Evaluating the impact of Apoptosis and ferroptosis induction, using supression of AKT1 and GPX4 genes expression, in Oxaliplatin resistancy in Colorectal cancer cell line

Abstract

AKT1 and GPX4 are key regulators of Apoptosis and Ferroptosis pathways. Inhibition of these genes might induce the eradication of Oxaliplatin resistance in colorectal cancer cell lines. Purpose: Induction of different kind of cell death to increasing sensitivity or overcoming resistance to Oxaliplatin in colon cancer cells; an in-vitro study Procedure: Resistance HT-29 cell lines, was cultured on RPMI media containing 10% FBS, at 37oC, in humidified incubator, containing 5% CO2. Both cell lines treated with Oxaliplatin with/without gene silencing procedures as follow: For gene silencing experiments, designed GPX4 and AKT1 SiRNAs transformed using Hyperfect kit.
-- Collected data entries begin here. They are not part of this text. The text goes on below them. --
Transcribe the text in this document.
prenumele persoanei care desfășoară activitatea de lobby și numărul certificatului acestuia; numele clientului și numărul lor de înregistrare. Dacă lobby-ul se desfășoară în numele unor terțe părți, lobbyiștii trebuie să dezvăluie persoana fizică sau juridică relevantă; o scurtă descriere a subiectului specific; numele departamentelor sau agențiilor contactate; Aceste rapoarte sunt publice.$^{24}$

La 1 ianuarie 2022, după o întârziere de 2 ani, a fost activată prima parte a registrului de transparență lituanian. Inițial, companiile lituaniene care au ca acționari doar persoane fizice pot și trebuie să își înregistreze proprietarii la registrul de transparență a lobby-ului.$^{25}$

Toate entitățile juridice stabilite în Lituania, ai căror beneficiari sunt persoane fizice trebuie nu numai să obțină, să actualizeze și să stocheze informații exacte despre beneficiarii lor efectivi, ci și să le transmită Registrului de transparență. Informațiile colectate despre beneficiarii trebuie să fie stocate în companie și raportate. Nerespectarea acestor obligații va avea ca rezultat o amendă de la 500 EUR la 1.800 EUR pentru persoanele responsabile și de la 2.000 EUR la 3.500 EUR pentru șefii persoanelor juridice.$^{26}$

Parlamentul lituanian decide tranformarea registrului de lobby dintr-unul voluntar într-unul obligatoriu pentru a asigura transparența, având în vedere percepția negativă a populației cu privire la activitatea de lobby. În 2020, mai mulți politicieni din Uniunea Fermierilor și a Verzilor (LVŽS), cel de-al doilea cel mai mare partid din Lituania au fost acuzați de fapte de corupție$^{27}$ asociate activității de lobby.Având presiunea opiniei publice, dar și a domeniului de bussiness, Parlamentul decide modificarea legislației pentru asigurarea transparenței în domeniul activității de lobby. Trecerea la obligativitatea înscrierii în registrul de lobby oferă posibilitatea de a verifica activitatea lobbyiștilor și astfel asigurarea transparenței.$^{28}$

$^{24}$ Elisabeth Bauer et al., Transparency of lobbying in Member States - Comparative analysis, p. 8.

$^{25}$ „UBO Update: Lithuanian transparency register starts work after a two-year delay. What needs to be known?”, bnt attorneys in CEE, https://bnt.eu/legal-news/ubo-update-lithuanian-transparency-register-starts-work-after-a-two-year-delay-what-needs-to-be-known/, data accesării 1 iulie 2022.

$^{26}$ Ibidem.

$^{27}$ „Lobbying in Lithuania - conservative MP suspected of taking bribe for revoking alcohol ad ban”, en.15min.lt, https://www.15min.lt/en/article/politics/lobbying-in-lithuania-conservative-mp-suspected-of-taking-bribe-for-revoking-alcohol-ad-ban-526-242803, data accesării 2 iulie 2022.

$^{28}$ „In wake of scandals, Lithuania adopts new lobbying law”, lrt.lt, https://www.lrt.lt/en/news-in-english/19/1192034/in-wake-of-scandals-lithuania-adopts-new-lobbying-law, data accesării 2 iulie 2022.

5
Afterward, silencing procedure confirmed with gene expression analysis using Real-time PCR and western bloting methods. Subsequently, Apoptosis induction evaluated using Annexin-PI Flowcytometry. Afterward, for evaluation of Ferroptosis induction, total cellular Lipidic ROS level analyzed using Flowcytometry technique. Finally, the cellular viability in coadministration of oxaliplatin and siRNAs evaluated using Flowcytometry by trypan blue exclusion assay. Findings: Real-time PCR and western bloting techniques was used for confirmation of gene silencing in HT-29 resistance cells. Flowcytometry analysis reveal that more than 70% of AKT1 siRNA treated cells enter into the apoptotic cell death. Similarly, more than 80% of GPX4 siRNA trated cells stained positive for total cellular Lipidic ROS using Ferroptosis technique. Finally, the combined administration of Oxaliplatin and either Apoptosis or Ferroptosis inducer siRNAs shown that either AKT1 or Gpx4 gene silencing have high potential in eradicating the resistance cell line. Conclusion: Ferroptosis can be substitute strategy instead of Apoptosis to eradicate chemotherapy resistance cancer cells.